Sâniyen: Kerametler, keşfiyatlar; tarîkatta sülûk eden âmî ve yalnız imanı taklidî bulunan ve tahkik derecesine girmeyenlere, bazen zayıf olanları takviye ve vesveseli şüphelilere kanaat vermek içindir.

Halbuki Risale-i Nur’un imanî hakikatlerine gösterdiği hüccetler, hiçbir cihette vesveselere meydan vermediği gibi kanaat vermek cihetinde kerametlere, keşfiyatlara hiç ihtiyaç bırakmıyor. Onun verdiği iman-ı tahkikî; keşfiyat, zevkler ve kerametlerin çok fevkinde olmasından hakiki şakirdleri öyle keramet gibi şeyleri aramıyorlar.

Sâlisen: Risale-i Nur’un bir esası, kusurunu bilmekle mahviyetkârane yalnız rıza-i İlahî için rekabetsiz hizmet etmektir.
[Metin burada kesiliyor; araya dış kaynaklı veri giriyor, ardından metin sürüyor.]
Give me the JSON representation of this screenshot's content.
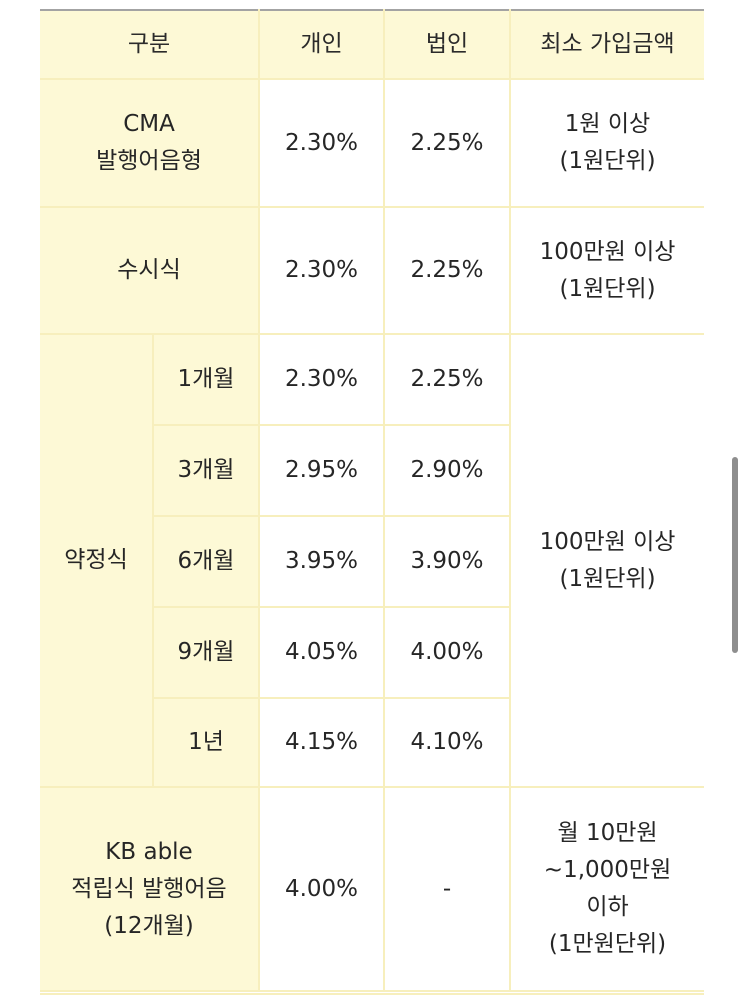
{
  "table": {
    "headers": {
      "category": "구분",
      "individual": "개인",
      "corporate": "법인",
      "minimum": "최소 가입금액"
    },
    "rows": {
      "cma": {
        "label_line1": "CMA",
        "label_line2": "발행어음형",
        "individual": "2.30%",
        "corporate": "2.25%",
        "minimum_line1": "1원 이상",
        "minimum_line2": "(1원단위)"
      },
      "demand": {
        "label": "수시식",
        "individual": "2.30%",
        "corporate": "2.25%",
        "minimum_line1": "100만원 이상",
        "minimum_line2": "(1원단위)"
      },
      "fixed": {
        "label": "약정식",
        "minimum_line1": "100만원 이상",
        "minimum_line2": "(1원단위)",
        "terms": [
          {
            "term": "1개월",
            "individual": "2.30%",
            "corporate": "2.25%"
          },
          {
            "term": "3개월",
            "individual": "2.95%",
            "corporate": "2.90%"
          },
          {
            "term": "6개월",
            "individual": "3.95%",
            "corporate": "3.90%"
          },
          {
            "term": "9개월",
            "individual": "4.05%",
            "corporate": "4.00%"
          },
          {
            "term": "1년",
            "individual": "4.15%",
            "corporate": "4.10%"
          }
        ]
      },
      "kb_able": {
        "label_line1": "KB able",
        "label_line2": "적립식 발행어음",
        "label_line3": "(12개월)",
        "individual": "4.00%",
        "corporate": "-",
        "minimum_line1": "월 10만원",
        "minimum_line2": "~1,000만원",
        "minimum_line3": "이하",
        "minimum_line4": "(1만원단위)"
      }
    }
  },
  "colors": {
    "header_bg": "#fdf9d6",
    "border": "#f7efbd",
    "text": "#262626",
    "scrollbar": "#8e8e8e"
  }
}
Halbuki keramet sahipleri ve keşfiyattan zevklenen ehl-i tarîkatın mabeynindeki ihtilaf ve bir nevi rekabet ve bu enaniyet zamanında ehl-i gafletin nazarında onlara sû-i zan edip o mübarek zatları, benlik ve enaniyetle ittiham etmeleri gösteriyor ki Risale-i Nur’un şakirdleri şahsı için keramet ve keşfiyatlar istememek, peşinde koşmamak lâzım ve elzemdir.

Hem onun mesleğinde şahsa ehemmiyet verilmiyor. Şirket-i maneviye ve kardeşler birbirinde tefani noktasında Risale-i Nur’un mazhar olduğu binler keramet-i ilmiye ve intişar-ı hizmetteki teshilat ve çalışanların maişetindeki bereket gibi ikramat-ı İlahiye umuma kâfi gelir, daha başka şahsî kemalât ve kerameti aramıyorlar.

Râbian: Dünyanın yüz bahçesi, fâni olmak haysiyetiyle âhiretin bâki olan bir ağacına mukabil gelemez. Halbuki hazır lezzete meftun kör hissiyat-ı insaniye fâni hazır bir meyveyi, bâki uhrevî bir bahçeye tercih etmek cihetiyle, nefs-i emmare bu halet-i fıtriyeden istifade etmemek için Risale-i Nur şakirdleri ezvak-ı ruhaniyeyi ve keşfiyat-ı maneviyeyi dünyada aramıyorlar.

Risale-i Nur şakirdlerine bu noktada benzeyen eskiden bir zat, haremiyle beraber büyük bir makamda bulundukları halde, maişet müzayakası yüzünden haremi demiş zevcine: “İhtiyacımız şedittir.” Birden, altından bir kerpiç yanlarında hazır oldu.

Haremine dedi: “İşte cennetteki bizim kasrımızın bir kerpicidir.”

Birden o mübarek hanım demiş ki: “Gerçi çok muhtacız ve âhirette de çok böyle kerpiçlerimiz var fakat fâni bir surette bu zayi olmasın, o kasrımızdan bir kerpiç noksan olmasın. Dua et, yerine gitsin; bize lâzım değil.” Birden yerine gitti. Keşf ile gördüler diye rivayet edilmiş.